My daughter brought this home from work today - a co-worker uses a Twisp and didn't like it, so she gave it to me to try (the juice, not the Twisp ). Quite refreshing.

Trouble is I can find absolutely nothing about it on the 'net. The only marking is a small 'Trans Speed Co. LTD' logo on the box, which also produced no hits. Has anyone come across this before?

Reactions: Like 1


----------



## johan (13/3/14)

The only SPEED I know can get you in big trouble with SANAP

Reactions: Funny 2


----------



## Tw!st3dVaP0r (13/3/14)

do they not make hooka tobacco ?


----------



## Tw!st3dVaP0r (13/3/14)

correction the al fakher makes hooka tobacco


----------



## mohamed (13/3/14)

Hi yes iv seen those liquids at a tobacco store ..they do make hookah tobacco like twist says ..iv tasted a few sample flavours and seem to me all the flavours has hints of menthol in it and did not appeal to me .

Sent from my GT-N7100 using Tapatalk


----------



## shabbar (13/3/14)

johanct said:


> The only SPEED I know can get you in big trouble with SANAP



hahahaha , hilarious


----------



## 360twin (13/3/14)

Apparently a 'smoke' shop in Edenvale has these, as my daughter was told - probably a tobacco shop, but I'll go and have a look.
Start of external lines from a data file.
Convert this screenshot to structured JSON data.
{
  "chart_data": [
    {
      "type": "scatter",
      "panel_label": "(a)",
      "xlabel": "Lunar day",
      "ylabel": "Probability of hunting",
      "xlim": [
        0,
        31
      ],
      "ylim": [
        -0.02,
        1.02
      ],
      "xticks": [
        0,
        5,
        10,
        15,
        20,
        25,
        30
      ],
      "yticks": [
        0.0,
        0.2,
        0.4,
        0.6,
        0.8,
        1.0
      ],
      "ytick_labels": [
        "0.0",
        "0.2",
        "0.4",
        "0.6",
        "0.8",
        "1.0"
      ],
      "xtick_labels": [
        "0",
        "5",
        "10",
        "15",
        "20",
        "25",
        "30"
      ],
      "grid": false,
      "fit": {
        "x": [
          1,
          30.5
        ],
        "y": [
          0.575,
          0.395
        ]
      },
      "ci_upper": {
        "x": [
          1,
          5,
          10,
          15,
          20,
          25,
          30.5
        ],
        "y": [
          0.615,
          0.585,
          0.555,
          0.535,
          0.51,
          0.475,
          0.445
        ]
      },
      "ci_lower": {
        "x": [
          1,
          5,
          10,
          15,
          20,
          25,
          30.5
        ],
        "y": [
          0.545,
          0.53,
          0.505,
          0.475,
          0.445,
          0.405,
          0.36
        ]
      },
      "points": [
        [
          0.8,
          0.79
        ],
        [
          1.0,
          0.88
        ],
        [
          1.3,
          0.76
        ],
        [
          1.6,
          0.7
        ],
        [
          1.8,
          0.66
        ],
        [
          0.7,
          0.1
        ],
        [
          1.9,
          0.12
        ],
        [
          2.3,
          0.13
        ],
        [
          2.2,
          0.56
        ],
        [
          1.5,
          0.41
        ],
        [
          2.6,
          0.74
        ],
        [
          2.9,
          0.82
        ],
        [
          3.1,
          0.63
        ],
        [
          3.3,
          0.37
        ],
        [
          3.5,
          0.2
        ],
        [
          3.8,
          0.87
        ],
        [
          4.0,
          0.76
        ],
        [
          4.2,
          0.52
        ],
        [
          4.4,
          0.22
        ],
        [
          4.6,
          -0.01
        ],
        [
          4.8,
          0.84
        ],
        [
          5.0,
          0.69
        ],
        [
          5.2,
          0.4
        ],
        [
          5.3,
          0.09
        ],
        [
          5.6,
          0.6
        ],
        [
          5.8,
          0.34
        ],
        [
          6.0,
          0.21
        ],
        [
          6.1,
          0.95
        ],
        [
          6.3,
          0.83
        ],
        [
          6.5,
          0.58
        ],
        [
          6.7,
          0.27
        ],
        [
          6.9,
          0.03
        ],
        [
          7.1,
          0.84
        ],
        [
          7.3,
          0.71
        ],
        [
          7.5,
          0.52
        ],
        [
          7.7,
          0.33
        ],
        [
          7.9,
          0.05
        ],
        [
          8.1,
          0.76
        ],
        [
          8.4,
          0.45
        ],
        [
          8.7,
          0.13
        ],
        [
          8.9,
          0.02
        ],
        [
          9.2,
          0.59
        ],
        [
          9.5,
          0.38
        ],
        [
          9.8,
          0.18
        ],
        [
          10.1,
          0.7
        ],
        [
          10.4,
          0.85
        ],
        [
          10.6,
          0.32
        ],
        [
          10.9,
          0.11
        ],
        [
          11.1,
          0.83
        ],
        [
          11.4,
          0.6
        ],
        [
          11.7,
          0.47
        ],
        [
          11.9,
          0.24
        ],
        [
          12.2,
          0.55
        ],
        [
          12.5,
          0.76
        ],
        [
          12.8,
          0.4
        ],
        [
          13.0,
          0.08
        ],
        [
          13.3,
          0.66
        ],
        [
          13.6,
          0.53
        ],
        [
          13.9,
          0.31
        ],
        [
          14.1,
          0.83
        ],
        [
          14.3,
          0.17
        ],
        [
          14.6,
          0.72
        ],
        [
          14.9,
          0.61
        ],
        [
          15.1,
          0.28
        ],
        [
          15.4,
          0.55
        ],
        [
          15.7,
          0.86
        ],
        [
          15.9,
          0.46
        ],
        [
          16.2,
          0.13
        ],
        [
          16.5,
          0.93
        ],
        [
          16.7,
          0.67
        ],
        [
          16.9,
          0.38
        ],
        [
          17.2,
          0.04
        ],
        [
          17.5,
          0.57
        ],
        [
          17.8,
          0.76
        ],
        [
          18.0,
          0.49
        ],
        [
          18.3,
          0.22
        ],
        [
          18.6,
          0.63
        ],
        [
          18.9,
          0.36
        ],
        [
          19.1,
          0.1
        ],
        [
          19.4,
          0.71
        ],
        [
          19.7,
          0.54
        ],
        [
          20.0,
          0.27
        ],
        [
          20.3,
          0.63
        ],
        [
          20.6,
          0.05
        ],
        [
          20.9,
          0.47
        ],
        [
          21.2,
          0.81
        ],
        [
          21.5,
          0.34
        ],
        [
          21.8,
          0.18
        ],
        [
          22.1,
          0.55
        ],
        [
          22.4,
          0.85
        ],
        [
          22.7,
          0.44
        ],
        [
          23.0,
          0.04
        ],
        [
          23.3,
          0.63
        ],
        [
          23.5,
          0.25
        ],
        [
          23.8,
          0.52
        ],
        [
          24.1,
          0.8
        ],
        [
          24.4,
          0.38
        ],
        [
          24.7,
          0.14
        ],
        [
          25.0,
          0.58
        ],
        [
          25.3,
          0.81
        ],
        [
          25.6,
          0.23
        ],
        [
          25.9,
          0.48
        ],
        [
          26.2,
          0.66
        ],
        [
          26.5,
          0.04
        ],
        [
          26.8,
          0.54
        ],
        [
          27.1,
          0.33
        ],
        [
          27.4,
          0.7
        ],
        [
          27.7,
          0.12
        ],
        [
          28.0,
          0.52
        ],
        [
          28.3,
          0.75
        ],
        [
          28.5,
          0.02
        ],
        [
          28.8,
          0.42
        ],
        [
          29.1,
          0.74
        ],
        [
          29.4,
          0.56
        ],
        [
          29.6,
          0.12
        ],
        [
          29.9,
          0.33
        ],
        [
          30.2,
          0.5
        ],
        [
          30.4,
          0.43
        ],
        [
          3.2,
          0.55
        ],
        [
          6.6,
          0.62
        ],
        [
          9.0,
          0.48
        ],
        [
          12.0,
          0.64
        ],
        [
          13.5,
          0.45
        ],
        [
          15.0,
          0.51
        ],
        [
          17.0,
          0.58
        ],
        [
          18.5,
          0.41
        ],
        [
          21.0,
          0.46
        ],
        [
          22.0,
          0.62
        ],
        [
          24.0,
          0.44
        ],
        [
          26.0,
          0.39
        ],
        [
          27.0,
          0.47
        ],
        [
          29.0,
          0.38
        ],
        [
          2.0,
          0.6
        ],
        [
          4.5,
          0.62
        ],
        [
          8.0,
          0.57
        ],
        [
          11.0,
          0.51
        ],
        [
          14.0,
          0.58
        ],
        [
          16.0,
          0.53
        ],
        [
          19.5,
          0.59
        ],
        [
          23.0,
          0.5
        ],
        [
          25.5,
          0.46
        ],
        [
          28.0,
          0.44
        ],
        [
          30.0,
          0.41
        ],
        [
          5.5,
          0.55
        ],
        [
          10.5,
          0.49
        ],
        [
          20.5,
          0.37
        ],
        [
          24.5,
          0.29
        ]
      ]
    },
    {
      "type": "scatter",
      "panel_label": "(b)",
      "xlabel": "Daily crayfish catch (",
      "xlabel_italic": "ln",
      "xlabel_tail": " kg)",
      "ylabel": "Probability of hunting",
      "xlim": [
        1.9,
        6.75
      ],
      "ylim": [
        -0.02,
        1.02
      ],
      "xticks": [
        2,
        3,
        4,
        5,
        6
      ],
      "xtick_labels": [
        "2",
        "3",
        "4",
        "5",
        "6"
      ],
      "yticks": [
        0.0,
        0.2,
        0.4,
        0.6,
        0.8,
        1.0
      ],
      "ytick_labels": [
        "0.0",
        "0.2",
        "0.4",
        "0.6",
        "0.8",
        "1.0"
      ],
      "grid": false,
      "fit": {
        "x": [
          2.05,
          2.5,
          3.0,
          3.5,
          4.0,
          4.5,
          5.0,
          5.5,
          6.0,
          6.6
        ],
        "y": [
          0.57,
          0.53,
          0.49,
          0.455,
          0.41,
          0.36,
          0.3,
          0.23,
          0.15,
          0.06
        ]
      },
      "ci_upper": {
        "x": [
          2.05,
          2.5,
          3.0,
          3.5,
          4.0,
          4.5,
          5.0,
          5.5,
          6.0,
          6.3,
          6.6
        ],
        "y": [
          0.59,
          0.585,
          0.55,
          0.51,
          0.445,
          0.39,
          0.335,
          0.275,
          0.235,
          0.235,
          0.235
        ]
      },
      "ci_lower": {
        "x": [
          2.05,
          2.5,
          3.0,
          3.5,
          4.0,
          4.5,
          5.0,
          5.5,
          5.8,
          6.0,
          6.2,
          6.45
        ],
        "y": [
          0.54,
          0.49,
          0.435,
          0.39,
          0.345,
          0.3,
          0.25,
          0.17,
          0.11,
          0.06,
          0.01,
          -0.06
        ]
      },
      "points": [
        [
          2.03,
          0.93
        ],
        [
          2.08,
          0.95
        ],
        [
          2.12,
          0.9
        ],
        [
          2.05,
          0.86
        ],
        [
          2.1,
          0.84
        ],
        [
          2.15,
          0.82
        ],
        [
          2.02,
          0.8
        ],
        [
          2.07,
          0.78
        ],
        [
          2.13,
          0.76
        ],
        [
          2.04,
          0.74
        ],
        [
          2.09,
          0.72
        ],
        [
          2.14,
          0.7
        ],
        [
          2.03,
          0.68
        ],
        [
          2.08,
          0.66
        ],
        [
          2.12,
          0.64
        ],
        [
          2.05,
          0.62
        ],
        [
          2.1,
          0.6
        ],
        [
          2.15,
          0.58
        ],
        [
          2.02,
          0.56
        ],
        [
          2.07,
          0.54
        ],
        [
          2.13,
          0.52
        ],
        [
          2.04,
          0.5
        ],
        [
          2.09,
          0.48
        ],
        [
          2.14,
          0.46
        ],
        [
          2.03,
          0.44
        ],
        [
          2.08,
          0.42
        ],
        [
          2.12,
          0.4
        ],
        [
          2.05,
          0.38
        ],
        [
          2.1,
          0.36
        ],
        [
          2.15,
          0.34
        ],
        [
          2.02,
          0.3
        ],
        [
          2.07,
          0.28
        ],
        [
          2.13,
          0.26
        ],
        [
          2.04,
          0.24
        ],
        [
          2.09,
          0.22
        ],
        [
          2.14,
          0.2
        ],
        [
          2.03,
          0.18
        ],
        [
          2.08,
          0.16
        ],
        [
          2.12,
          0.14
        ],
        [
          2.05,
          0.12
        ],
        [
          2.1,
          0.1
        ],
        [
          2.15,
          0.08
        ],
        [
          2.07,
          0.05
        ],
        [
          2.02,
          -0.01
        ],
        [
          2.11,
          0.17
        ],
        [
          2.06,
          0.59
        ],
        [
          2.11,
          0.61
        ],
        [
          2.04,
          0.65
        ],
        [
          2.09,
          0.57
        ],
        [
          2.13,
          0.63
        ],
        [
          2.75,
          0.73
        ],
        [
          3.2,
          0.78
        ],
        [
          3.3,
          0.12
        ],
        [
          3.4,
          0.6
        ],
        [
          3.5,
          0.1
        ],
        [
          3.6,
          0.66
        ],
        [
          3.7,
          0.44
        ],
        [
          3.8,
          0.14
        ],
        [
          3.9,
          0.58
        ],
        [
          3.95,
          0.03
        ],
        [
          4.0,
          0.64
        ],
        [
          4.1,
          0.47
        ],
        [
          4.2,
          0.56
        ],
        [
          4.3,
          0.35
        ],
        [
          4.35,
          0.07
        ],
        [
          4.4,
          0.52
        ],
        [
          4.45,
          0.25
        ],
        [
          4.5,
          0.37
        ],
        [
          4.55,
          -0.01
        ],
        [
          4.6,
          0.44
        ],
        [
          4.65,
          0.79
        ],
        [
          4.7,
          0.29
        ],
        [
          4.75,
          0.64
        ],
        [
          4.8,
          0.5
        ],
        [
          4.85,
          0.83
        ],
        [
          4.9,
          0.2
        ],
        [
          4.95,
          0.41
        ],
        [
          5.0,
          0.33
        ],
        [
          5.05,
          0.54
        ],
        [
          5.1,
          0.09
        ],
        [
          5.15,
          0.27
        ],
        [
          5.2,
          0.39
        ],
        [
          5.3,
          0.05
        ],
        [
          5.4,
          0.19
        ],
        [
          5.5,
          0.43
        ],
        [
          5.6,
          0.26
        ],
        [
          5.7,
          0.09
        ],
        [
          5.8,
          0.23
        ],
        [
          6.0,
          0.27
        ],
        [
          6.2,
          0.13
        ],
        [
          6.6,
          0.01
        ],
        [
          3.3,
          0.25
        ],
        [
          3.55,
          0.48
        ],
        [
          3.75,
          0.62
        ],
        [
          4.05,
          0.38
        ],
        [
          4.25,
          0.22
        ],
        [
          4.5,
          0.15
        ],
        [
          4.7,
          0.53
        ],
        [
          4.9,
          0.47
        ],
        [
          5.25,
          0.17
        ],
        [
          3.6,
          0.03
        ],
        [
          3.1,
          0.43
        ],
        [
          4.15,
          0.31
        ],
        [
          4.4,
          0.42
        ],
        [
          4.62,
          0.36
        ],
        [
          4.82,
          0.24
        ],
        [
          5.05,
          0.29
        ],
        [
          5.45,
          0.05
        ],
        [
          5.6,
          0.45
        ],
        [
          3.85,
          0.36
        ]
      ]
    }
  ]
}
Knowing that there is some dodgy juice around, I always like to find out about anything I intend to inhale - this has no batch number, expiry date, manufacturer ('cept for the above) or any identifying marks, so seems a bit suspect.

I just thought after writing the above; a couple of months ago I was burning all sorts of poisonous crap and inhaling it without much worry - why the big concern now?

Reactions: Like 3


----------



## ShaneW (13/3/14)

Al faker smoke juice... That doesn't sound dodgy at all

Reactions: Agree 3


----------